Les entrepreneurs membres d'Enablis en Afrique du Sud ont créé près de 7350 emplois à temps plein et à temps partiel entre 2005 et 2009, révèle un sondage des membres effectué par une firme indépendante. C'est plus de 10 emplois par entrepreneur !

«Et pour chaque emploi que l'on crée, le gouvernement de l'Afrique du Sud nous dit qu'on sort 10 personnes de la pauvreté», s'enthousiasme Charles Sirois.

Après un séjour de cinq ans en Afrique, Paul Lamontagne s'apprête à quitter le continent, où Enablis a atteint sa vitesse de croisière. Il met le cap sur l'Amérique du Sud, où la fondation compte faire des petits.
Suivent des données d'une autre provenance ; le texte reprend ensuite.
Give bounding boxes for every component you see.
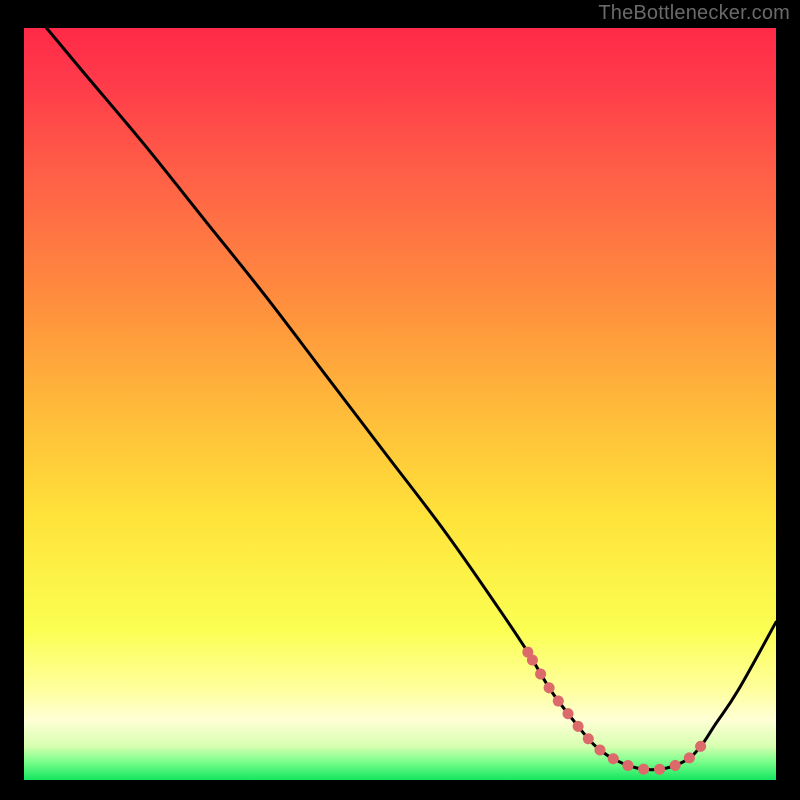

Mais on le sent déjà ému de quitter l'Afrique du Sud et les gens d'affaires qu'il y a rencontrés.

«Ce sont ces entrepreneurs qui vont changer le monde», dit-il.

ENABLIS

> Année de fondation : 2004

> Partenaires fondateurs : Télésystème, Accenture, gouvernement du Canada

> Rayonnement : 12 sections locales dans six pays (Afrique du Sud, Ghana, Kenya, Mozambique, Tanzanie et, depuis peu, Rwanda)

> Effectif : 45 employés

>Entrepreneurs membres : 1094 dont 664 en Afrique du Sud

> Activités : formation (séminaires en petits groupes, activités de réseautage entre entrepreneurs); mentorat; concours de plan d'affaires; financement (garanties de prêts, prêts).